$\newcommand{\eps}{\varepsilon}$We present an auction algorithm using multiplicative instead of constant weight updates to compute a $(1-\eps)$-approximate maximum weight matching (MWM) in a bipartite graph with $n$ vertices and $m$ edges in time $O(m\eps^{-1}\log(\eps^{-1}))$, matching the running time of the linear-time approximation algorithm of Duan and Pettie [JACM '14]. Our algorithm is very simple and it can be extended to give a dynamic data structure that maintains a $(1-\eps)$-approximate maximum weight matching under (1) one-sided vertex deletions (with incident edges) and (2) one-sided vertex insertions (with incident edges sorted by weight) to the other side. The total time time used is $O(m\eps^{-1}\log(\eps^{-1}))$, where $m$ is the sum of the number of initially existing and inserted edges.

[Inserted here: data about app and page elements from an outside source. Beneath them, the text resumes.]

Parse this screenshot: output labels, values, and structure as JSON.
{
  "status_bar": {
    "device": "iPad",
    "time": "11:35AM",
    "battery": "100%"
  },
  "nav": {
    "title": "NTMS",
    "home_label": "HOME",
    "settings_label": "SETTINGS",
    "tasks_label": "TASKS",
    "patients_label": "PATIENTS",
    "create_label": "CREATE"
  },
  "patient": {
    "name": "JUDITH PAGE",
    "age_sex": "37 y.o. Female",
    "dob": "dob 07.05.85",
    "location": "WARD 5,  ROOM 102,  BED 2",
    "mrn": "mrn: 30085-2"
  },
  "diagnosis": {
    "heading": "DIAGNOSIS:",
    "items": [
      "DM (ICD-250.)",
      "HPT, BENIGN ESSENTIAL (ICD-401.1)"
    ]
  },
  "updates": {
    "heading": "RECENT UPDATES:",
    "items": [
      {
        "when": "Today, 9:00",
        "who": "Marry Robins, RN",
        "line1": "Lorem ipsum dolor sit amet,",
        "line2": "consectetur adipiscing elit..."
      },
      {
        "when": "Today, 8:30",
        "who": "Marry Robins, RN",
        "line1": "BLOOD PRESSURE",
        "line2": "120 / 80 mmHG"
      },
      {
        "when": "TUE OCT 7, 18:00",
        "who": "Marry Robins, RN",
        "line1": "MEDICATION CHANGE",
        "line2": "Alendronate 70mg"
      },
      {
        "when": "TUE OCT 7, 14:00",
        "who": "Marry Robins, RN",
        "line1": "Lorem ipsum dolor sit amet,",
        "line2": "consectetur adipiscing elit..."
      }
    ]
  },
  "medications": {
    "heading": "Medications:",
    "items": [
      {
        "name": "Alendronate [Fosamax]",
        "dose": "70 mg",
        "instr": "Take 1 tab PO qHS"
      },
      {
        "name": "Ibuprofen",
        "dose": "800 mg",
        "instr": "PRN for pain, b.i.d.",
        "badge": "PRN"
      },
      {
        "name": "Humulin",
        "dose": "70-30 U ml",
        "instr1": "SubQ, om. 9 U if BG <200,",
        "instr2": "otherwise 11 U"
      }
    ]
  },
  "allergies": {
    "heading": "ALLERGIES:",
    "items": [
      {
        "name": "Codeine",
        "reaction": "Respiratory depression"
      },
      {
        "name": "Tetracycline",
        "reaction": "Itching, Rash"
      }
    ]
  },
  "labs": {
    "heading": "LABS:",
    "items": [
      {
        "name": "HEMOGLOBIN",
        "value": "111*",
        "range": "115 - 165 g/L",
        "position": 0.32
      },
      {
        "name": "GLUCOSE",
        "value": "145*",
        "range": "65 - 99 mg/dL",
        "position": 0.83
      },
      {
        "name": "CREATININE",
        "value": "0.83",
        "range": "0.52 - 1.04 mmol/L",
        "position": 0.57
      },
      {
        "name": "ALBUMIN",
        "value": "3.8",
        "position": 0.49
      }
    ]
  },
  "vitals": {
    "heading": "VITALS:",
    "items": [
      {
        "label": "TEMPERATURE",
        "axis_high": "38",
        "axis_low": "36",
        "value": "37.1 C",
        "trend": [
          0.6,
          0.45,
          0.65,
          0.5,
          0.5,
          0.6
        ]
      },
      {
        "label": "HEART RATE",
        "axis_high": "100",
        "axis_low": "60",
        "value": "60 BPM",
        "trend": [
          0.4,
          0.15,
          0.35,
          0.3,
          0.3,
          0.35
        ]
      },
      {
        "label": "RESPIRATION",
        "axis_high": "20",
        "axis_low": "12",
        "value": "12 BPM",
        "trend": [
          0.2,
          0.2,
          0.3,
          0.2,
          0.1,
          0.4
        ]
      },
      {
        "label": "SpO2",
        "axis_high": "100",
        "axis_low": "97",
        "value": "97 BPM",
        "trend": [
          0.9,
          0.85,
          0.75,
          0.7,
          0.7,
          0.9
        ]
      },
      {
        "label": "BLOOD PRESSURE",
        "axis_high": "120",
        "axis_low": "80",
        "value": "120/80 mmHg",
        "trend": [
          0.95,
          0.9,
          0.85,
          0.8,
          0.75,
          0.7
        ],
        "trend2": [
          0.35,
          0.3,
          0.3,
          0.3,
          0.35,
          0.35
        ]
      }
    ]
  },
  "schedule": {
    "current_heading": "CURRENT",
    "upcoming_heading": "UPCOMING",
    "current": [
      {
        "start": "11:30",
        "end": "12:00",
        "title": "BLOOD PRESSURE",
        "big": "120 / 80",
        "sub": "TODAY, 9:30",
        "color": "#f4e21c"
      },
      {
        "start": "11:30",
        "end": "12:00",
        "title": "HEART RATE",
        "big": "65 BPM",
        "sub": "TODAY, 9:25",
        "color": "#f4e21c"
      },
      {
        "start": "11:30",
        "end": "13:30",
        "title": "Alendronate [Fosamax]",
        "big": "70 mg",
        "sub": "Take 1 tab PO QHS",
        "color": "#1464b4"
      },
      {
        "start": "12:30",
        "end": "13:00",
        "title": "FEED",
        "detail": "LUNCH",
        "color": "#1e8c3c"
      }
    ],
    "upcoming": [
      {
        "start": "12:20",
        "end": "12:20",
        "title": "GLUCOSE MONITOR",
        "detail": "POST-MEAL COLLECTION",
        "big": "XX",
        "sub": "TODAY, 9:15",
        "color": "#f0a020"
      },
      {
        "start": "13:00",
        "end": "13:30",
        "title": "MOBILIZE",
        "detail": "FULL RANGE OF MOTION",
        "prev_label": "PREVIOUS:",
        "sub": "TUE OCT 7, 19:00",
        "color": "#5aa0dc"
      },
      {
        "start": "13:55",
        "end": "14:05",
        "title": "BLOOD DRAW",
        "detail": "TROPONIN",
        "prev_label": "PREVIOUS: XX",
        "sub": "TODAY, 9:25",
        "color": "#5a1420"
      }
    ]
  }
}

翻译：$\newcommand{\eps}{\varepsilon}$我们提出一种利用乘法更新（而非常数权重更新）的拍卖算法，用于在具有$n$个顶点和$m$条边的二分图上计算$(1-\eps)$-近似最大权匹配（MWM），时间复杂度为$O(m\eps^{-1}\log(\eps^{-1}))$，与Duan和Pettie [JACM '14]的线性时间近似算法相匹配。该算法非常简洁，可扩展为一种动态数据结构，在以下场景中维护$(1-\eps)$-近似最大权匹配：（1）单侧顶点删除（连带边）；（2）向另一侧单侧插入顶点（连带按权重排序的边）。总时间复杂度为$O(m\eps^{-1}\log(\eps^{-1}))$，其中$m$为初始边与插入边的总数之和。